Petrus Selestinus
Kejaksaan Tinggi Nusa Tenggara Timur (Kajati NTT) menuai protes. Inilah konsekuensi salah memilih jalan. Tuaian protes itu datang dari Ikatan Notaris NTT dan Pejabat Pembuat Akte Tanah.
Dalam kasus lahan Toro Lema, seluas 30 hektare, Kejaksaan Tinggi NTT menggunakan instrumen UU Tipikor, untuk kasus-kasus yang masuk kategori hukum perdata dan hukum adat Manggarai Barat, hingga menjadikan, Theresia Koroh Dimu, SH. M. Kn. seorang Notaris/PPAT di Kupang menjadi tersangka dan ditahan di Rutan.
Kasus ini memantik ketidakpuasan dari organisasi Profesi Notaris Indonesia (INI) dan Ikatan Pejabat Pembuat Akta Tanah (IPPAT), NTT di Kupang. Dalam aksinya organisasi profesi ini metutup kantor (tidak melayani masyarakat), sebagai upaya membangun solidaritas dan kepedulian dalam menjaga harga diri dan kehormatan profesi Notaris dan PPAT dalam wadah INI dan IPPAT wilayah NTT.

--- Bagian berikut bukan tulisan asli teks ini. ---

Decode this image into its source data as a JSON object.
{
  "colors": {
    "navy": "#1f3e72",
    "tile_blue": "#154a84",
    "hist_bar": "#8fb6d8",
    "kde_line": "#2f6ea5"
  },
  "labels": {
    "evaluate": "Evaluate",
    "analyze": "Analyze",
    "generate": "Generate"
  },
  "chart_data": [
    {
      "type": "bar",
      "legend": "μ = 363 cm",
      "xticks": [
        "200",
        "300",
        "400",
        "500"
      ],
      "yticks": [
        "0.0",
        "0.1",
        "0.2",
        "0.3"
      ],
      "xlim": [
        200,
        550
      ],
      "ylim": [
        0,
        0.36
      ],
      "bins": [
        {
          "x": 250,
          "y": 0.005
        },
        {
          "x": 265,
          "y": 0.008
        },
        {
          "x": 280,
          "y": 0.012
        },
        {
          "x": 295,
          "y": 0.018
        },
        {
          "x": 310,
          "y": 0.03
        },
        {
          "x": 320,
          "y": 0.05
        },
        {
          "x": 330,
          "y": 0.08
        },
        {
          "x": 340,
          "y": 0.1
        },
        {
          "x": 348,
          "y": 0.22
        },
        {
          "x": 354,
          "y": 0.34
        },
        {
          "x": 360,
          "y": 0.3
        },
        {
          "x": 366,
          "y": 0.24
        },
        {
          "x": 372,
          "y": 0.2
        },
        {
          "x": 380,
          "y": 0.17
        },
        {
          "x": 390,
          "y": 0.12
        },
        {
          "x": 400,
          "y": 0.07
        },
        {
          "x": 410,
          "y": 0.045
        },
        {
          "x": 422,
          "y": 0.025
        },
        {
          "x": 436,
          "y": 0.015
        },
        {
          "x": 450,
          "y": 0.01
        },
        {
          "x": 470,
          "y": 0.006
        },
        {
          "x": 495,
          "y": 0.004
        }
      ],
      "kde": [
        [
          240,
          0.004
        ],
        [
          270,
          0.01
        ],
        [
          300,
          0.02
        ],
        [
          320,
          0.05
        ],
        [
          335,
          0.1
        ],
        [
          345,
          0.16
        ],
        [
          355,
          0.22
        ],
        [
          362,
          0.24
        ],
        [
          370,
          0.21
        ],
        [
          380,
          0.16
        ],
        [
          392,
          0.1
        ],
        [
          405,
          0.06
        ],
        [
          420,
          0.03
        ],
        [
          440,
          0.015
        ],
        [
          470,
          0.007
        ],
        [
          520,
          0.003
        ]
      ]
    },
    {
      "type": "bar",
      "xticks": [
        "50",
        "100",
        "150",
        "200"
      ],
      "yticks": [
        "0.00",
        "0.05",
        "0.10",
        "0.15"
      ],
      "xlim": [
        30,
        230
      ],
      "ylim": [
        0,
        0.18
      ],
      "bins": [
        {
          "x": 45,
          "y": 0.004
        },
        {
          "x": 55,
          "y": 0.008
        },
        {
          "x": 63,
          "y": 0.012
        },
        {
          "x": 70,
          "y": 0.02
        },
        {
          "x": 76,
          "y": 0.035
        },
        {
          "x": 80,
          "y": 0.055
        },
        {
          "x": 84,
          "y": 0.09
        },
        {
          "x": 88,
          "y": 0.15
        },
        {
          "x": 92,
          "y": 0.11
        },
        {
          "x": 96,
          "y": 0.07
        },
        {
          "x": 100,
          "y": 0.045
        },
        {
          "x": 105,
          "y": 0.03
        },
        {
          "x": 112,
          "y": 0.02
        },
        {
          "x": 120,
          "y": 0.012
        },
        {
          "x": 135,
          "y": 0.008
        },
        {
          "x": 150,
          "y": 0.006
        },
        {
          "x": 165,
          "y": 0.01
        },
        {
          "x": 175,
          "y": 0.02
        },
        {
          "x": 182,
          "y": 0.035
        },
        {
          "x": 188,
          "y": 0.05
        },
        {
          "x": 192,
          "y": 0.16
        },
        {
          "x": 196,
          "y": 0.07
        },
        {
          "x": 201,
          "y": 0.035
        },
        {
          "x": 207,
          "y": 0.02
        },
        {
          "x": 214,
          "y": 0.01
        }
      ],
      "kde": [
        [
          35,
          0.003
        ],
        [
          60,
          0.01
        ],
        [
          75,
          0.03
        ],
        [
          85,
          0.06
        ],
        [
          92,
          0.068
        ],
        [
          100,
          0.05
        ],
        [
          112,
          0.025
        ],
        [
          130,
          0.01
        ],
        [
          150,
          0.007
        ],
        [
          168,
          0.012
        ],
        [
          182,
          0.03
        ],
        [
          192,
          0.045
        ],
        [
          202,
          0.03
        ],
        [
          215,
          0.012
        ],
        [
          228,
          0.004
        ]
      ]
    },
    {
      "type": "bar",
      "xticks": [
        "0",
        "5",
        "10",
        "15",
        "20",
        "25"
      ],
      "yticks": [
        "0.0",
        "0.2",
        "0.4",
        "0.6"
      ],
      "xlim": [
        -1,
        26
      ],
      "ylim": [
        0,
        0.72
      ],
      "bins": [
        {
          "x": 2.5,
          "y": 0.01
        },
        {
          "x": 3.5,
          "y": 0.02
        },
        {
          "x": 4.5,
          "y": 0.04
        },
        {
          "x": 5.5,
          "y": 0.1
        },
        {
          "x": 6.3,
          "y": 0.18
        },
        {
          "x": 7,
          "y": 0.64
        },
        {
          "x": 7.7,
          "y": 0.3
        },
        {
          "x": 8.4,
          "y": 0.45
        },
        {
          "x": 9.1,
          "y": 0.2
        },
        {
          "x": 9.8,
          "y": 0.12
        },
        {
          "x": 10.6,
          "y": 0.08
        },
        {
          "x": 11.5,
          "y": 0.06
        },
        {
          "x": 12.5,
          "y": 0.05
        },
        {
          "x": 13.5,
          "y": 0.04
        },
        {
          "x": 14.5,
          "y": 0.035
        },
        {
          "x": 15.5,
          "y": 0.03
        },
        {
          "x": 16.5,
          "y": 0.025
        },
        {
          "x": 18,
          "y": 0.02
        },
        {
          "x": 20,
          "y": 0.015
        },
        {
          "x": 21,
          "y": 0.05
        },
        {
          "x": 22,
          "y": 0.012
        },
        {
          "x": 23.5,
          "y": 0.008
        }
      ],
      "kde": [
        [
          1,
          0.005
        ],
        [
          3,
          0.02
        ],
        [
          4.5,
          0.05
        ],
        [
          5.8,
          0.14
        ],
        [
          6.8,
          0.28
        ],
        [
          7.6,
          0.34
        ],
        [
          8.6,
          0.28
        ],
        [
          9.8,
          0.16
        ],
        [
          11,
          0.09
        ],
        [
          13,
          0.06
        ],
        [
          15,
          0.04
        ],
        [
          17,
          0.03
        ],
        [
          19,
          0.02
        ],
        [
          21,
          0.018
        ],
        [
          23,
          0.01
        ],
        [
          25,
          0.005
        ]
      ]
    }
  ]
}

Reaksi ini merupakan bentuk kemarahan terhadap kasus tanah di daerah itu. Terhitung 21 Januari entah sampai kapan kantor itu diturup pemrotes. Hal ini berarti ada yang salah dengan tindakan Penyidik Kejaksaan terhadap profesi Notaris dan PPAT dalam proses peradilan. Notaris/PPAT seharusnya hanya dijadikan saksi fakta tentang peristiwa hukum apa yang terjadi di hadapannya saat Akta dibuat.
Melawan ketidakadilan
Aksi solidaritas dan kepedulian terhadap Theresia Koroh Dimu, SH.,M.Kn sebagai bentuk perlawanan terhadap ketidakadilan. Kejaksaan NTT dinilai keblabasan, sewenang-wenang, atas dasar pertimbangan subyektif Dr. Yulianto, SH. MH dan dengan bukti-bukti yang sangat sumir.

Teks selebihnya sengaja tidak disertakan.